Enfrentando o trauma psicológico
Os efeitos psicológicos dos tornados estão sendo mitigados com a colaboração de professores e alunos da 9ª fase do curso de Psicologia da Unoesc, campus de Xanxerê. “Essa é uma demanda que começa só agora, as pessoas ainda não se deram conta das mudanças permanentes que os tornados causaram em suas vidas”, observou Fábio Augusto Lise, professor da Unoesc e coordenador do estágio supervisionado de Psicologia.
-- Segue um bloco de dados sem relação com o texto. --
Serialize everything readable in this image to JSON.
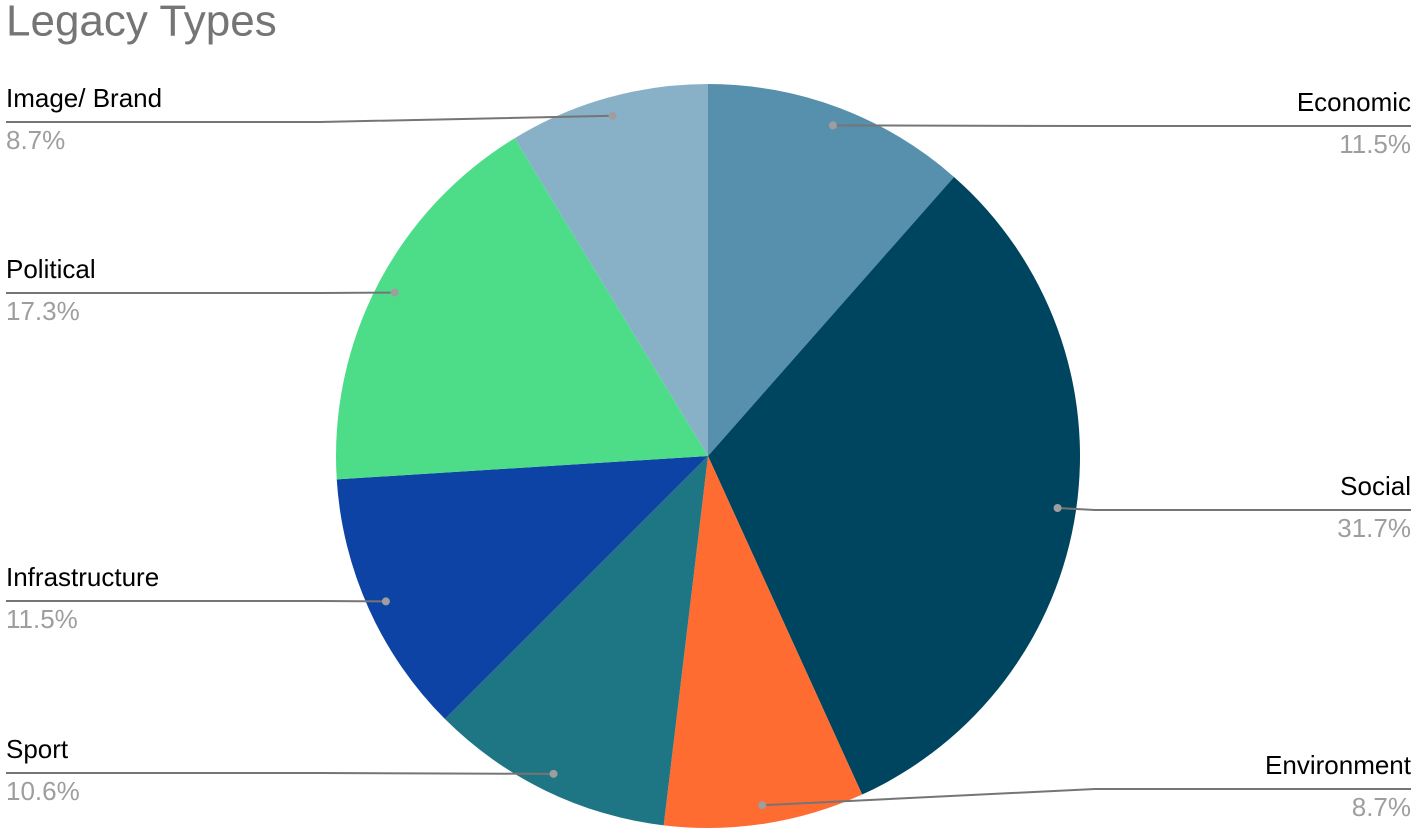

Seis professores e 23 alunos estão envolvidos no atendimento às pessoas com sintomas de estresse pós-traumático, inclusive dos três moradores que tiveram membros amputados. O professor recomenda que as pessoas que tiveram sua rotina afetada com os tornados e já não conseguem dormir como antes, ou têm dificuldade para trabalhar e estudar visitem o centro de atendimento da Unoesc, localizado na rua Papa João XXIII, na área central de Xanxerê.
Foi o que fez o casal Alano e Lucimara da Silva. “Parecia que não conseguíamos recomeçar. As crianças não queriam ficar longe uma da outra, a Alana (sete anos), acordava assustada e perguntava cadê o Gustavo (dois anos)?", contou Alano. Lucimara também falou sobre a angústia da família."O Alano não dormia e eu não conseguia retomar as atividades normais, o medo paralisou a gente”, acrescentando que começou a se sentir melhor depois de conversar com os profissionais de psicologia da Unoesc.
Emanuele Armênio, arquiteta, confessou que domingo (17) foi a primeira noite que conseguiu dormir sem tomar medicamentos. “Mais cedo ou mais tarde os sintomas afloram, a pessoa pode fingir que nada aconteceu, mas a fatura chega”, avisou a professora Alina Hack, que também recomendou acompanhamento psicológico aos moradores cuja rotina tenha sido alterada pelos tornados.
“Sentir medo é normal”, ensinou Fábio Lise, ressaltando que a diferença entre o normal e o patológico está na adequação do sentimento ao fato causador, na intensidade e na frequência com que a pessoa é tomada pelo medo.
“Estamos esperando um efeito coletivo quando outra tempestade cair sobre a cidade”, anunciou o professor de Psicologia da Unoesc. Para Fábio, houve uma massificação da informação de que a região está na rota dos tornados e muitos moradores, principalmente os mais idosos, estão abandonando Xanxerê. “Estão alarmados, vão morar com os filhos em outras cidades da região”, afirmou.